The Visual Evoked Potential (VEP) (recorded at the occipital region of the scalp) can be elicited with varying stimuli and has a correlation with visual acuity. Checkerboards and gratings of varying spatial frequency are the most common stimuli used in recording pattern visual evoked potentials (PVEP) . In normal children, an estimate of visual acuity may be based on the amplitude of the PVEP although it is not realistic to expect a direct correlation [21, 22]. A recordable PVEP to a 50′ or smaller check size indicates good vision, while a flash VEP response with no recordable PVEP suggests rudimentary vision. PVEPs may be useful for serial monitoring and interocular comparisons in infancy [23]. Sweep VEP techniques allow rapid acquisition of responses to a stimulus that varies in spatial frequency and may provide a more easily acquired estimation of acuity [24, 25].

In addition to estimating acuity, serial VEP monitoring may be helpful in detecting early optic nerve dysfunction in children with craniofacial anomalies at risk of raised intracranial pressure [23, 26].

The technique for measuring visual evoked potential requires intense interaction between the tester and the subject with the tester ensuring that the child is attending the test patterns. This interaction between subject and tester is especially important since the computer equipment, electrodes placed on the head, and eye patches can be very intimidating for the young patient.

Comparisons of the results of VEP estimated acuity to measured acuity with letter recognition tests show the same underestimation of an acuity deficit using VEP techniques. This is similar to results comparing recognition acuity tests to grating acuity tests and is likely due to the simpler task of resolving grating patterns compared to the higher order form discrimination task of letter recognition.

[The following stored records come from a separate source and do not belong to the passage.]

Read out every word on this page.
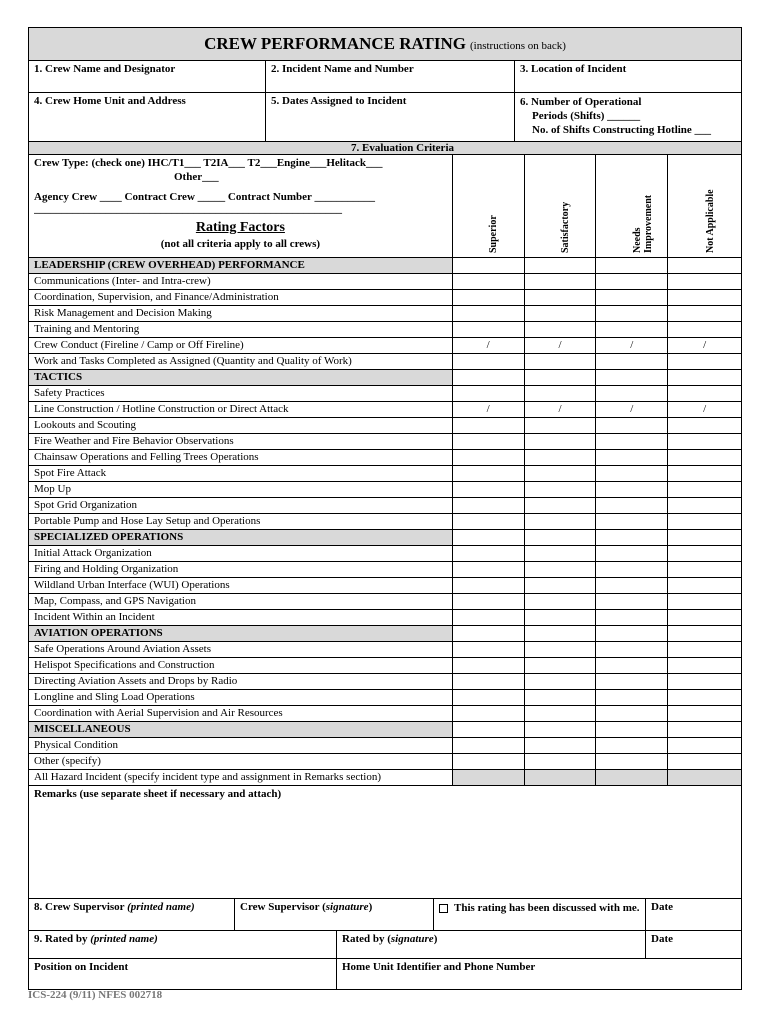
CREW PERFORMANCE RATING (instructions on back)
1. Crew Name and Designator	2. Incident Name and Number	3. Location of Incident
4. Crew Home Unit and Address	5. Dates Assigned to Incident	6. Number of Operational
Periods (Shifts) ______
No. of Shifts Constructing Hotline ___
7. Evaluation Criteria
Crew Type: (check one) IHC/T1___ T2IA___ T2___Engine___Helitack___
Other___
Agency Crew ____ Contract Crew _____ Contract Number ___________
________________________________________________________
Rating Factors
(not all criteria apply to all crews)	Superior	Satisfactory	Needs Improvement	Not Applicable
LEADERSHIP (CREW OVERHEAD) PERFORMANCE
Communications (Inter- and Intra-crew)
Coordination, Supervision, and Finance/Administration
Risk Management and Decision Making
Training and Mentoring
Crew Conduct (Fireline / Camp or Off Fireline)	/	/	/	/
Work and Tasks Completed as Assigned (Quantity and Quality of Work)
TACTICS
Safety Practices
Line Construction / Hotline Construction or Direct Attack	/	/	/	/
Lookouts and Scouting
Fire Weather and Fire Behavior Observations
Chainsaw Operations and Felling Trees Operations
Spot Fire Attack
Mop Up
Spot Grid Organization
Portable Pump and Hose Lay Setup and Operations
SPECIALIZED OPERATIONS
Initial Attack Organization
Firing and Holding Organization
Wildland Urban Interface (WUI) Operations
Map, Compass, and GPS Navigation
Incident Within an Incident
AVIATION OPERATIONS
Safe Operations Around Aviation Assets
Helispot Specifications and Construction
Directing Aviation Assets and Drops by Radio
Longline and Sling Load Operations
Coordination with Aerial Supervision and Air Resources
MISCELLANEOUS
Physical Condition
Other (specify)
All Hazard Incident (specify incident type and assignment in Remarks section)
Remarks (use separate sheet if necessary and attach)
8. Crew Supervisor (printed name)	Crew Supervisor (signature)	This rating has been discussed with me.	Date
9. Rated by (printed name)	Rated by (signature)	Date
Position on Incident	Home Unit Identifier and Phone Number
ICS-224 (9/11) NFES 002718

ISCEV (International Society for Clinical Electrophysiology of Vision ) sets the technical standards for visual electrophysiological testing. Each laboratory however must develop its own normative database and maintain high-quality control over data collection and interpretation. As this technology becomes more user-friendly and widely available, it is reasonable to expect increasing widespread clinical use of these techniques [28].

Recognition acuity tests rely on the form recognition of symbols, pictures, or letters of decreasing spatial frequency to determine the threshold acuity. Many optotypes in various arrangements have been proposed and several are in widespread use.

The Landolt C has been designated as the standard optotype for recognition acuity testing by the World Health Organization and the National Research Council of the National Academy of Science. However, no test has been designated standard for use in verbal, preschool children. The Allen and Snellen picture charts, which have simple recognizable pictures, tumbling E, crowded HOTV, and Snellen letters, have all been used for very young children, along with numerous variations of numbers of symbols per line and spatial relation of the symbols [29]. Lea symbols were introduced in 1980 and provide similar results to the Landolt C acuity testing and are now in widespread use [30]. Kay pictures provide comparable acuity assessment to logMAR acuity testing but may underestimate amblyopia in children with lower acuity [31].